Intermedia was a term used in the mid-sixties by Fluxus artist Dick Higgins to describe various inter-disciplinary art activities that occurred between genres in the 1960s.

The areas such as those between drawing and poetry, or between painting and theatre could be described as "intermedia". With repeated occurrences, these new genres between genres could develop their own names (e.g. visual poetry, performance art); historically, an example is haiga, which combined brush painting and haiku into one composition.

Higgins described the tendency of what he thought was the most interesting and best in the new art to cross boundaries of recognized media or even to fuse the boundaries of art with media that had not previously been considered for art forms, including computers.

"Part of the reason that Duchamp's objects are fascinating while Picasso's voice is fading is that the Duchamp pieces are truly between media, between sculpture and something else, while a Picasso is readily classifiable as a painted ornament.

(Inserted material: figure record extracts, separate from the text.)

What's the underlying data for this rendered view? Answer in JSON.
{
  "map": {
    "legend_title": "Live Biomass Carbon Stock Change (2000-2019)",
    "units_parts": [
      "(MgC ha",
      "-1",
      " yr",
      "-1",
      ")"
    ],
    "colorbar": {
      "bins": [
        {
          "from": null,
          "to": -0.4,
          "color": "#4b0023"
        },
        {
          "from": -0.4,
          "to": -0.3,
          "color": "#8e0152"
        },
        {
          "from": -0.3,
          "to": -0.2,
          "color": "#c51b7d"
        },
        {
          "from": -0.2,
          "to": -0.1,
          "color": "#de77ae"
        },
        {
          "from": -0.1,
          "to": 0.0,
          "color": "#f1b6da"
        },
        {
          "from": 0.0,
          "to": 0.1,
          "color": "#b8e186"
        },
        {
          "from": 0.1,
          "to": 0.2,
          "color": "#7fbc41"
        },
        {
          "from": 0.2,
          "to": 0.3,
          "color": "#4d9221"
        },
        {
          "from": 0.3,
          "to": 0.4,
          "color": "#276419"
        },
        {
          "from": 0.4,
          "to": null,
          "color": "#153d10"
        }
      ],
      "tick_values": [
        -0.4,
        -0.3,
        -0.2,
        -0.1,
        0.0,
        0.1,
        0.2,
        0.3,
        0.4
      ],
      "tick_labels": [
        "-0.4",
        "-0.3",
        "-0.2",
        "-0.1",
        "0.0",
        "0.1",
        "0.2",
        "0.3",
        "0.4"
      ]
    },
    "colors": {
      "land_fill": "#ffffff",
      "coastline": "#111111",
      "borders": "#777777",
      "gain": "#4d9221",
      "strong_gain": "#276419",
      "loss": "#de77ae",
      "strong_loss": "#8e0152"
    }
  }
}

Similarly, by invading the land between collage and photography, the German John Heartfield produced what are probably the greatest graphics of our century..."

With characteristic modesty, he often noted that Samuel Taylor Coleridge had first used the term.

Gene Youngblood also described intermedia, beginning in his "Intermedia" column for the Los Angeles Free Press beginning in 1967 as a part of a global network of multiple media that was "expanding consciousness"—the intermedia network—that would turn all people into artists by proxy. He gathered and expanded ideas from this series of columns in his 1970 book Expanded Cinema, with an introduction by Buckminster Fuller.